Ulf Kristersson, who leads the Moderates party, spoke about integration at some length in the speech, highlighting three key points which he said could “solve Sweden's problem”.
These were: In Sweden people work, in Sweden people speak Swedish, and in Sweden Swedish laws apply.
“Perfect Swedish is snobbishly overrated, but fully comprehensible Swedish is deeply underestimated. If you don't speak the Swedish language, you'll find it really hard to enter Swedish society,” said Kristersson.
He also pointed out that new arrivals have a responsibility to make an effort to integrate.
“That's why you shouldn't be able to live on subsidies year after year without doing your utmost to learn Swedish so you can get a job,” he said.
“It takes nine years before even half of new arrivals have any kind of job. There are primary schools where the majority don't make it into high school. Gang crime is spreading: 279 shootings already this year, 124 injured and 38 dead,” Kristersson continued, highlighting some of the issues linked to social segregation.
Sweden offers free language lessons to all new arrivals under the SFI (Swedish for Immigrants) programme, but many English-speaking foreigners find it easy to live in the country without the language, especially in bigger cities. Swedes are frequently ranked among the best non-native English speakers worldwide and people in for example Sweden's growing tech sector are likely to find themselves in an English-speaking workplace, as several startups have told The Local.

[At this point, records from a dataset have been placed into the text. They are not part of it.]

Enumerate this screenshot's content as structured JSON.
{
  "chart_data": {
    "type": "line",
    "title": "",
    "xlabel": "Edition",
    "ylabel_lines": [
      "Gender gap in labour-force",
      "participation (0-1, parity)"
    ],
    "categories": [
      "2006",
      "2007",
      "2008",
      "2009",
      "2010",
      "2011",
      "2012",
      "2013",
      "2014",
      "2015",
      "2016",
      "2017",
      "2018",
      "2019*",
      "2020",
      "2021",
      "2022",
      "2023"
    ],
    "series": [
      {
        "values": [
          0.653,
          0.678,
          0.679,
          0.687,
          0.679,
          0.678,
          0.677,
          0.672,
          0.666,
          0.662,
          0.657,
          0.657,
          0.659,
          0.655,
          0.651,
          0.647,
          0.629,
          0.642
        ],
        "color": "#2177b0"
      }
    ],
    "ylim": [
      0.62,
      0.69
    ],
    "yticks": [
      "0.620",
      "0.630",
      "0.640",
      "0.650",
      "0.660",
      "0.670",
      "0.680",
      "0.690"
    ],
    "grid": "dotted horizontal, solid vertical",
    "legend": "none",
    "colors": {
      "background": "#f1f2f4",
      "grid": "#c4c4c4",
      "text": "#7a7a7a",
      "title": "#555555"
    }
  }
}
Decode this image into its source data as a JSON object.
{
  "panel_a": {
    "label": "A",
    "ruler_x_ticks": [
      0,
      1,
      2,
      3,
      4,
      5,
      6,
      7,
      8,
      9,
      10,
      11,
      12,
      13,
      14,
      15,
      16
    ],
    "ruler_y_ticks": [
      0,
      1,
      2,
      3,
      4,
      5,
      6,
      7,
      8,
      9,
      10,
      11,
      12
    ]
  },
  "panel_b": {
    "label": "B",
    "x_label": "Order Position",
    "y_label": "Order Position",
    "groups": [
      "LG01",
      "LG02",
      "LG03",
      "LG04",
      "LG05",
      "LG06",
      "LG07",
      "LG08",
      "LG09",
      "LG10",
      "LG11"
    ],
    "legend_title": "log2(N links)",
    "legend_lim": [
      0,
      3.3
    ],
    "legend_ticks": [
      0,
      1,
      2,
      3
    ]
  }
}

Kristersson's speech also touched on the #MeToo movement to highlight sexual harassment, and the enormous response it has had in Sweden. Kristersson said he was “appalled but not surprised” by the allegations which were brought to light and have sent shockwaves through a country frequently lauded as one of the world's most gender-equal.
The Moderates will present their planned measures to tackle sexual harassment, the party leader said, adding that he had spoken about the #MeToo campaign with his three teenage daughters and encouraging other parents to speak to their children about it.
And he spoke about anti-Semitism in light of the recent attacks against Jews in Sweden. Kristersson said that it was important to condemn all hate crimes equally strongly, whether committed by “native Nazis” or “immigrants from the Middle East”.
“I'm disheartened that so many find it easy to condemn the one, but so hard to use plain language about the other,” he said.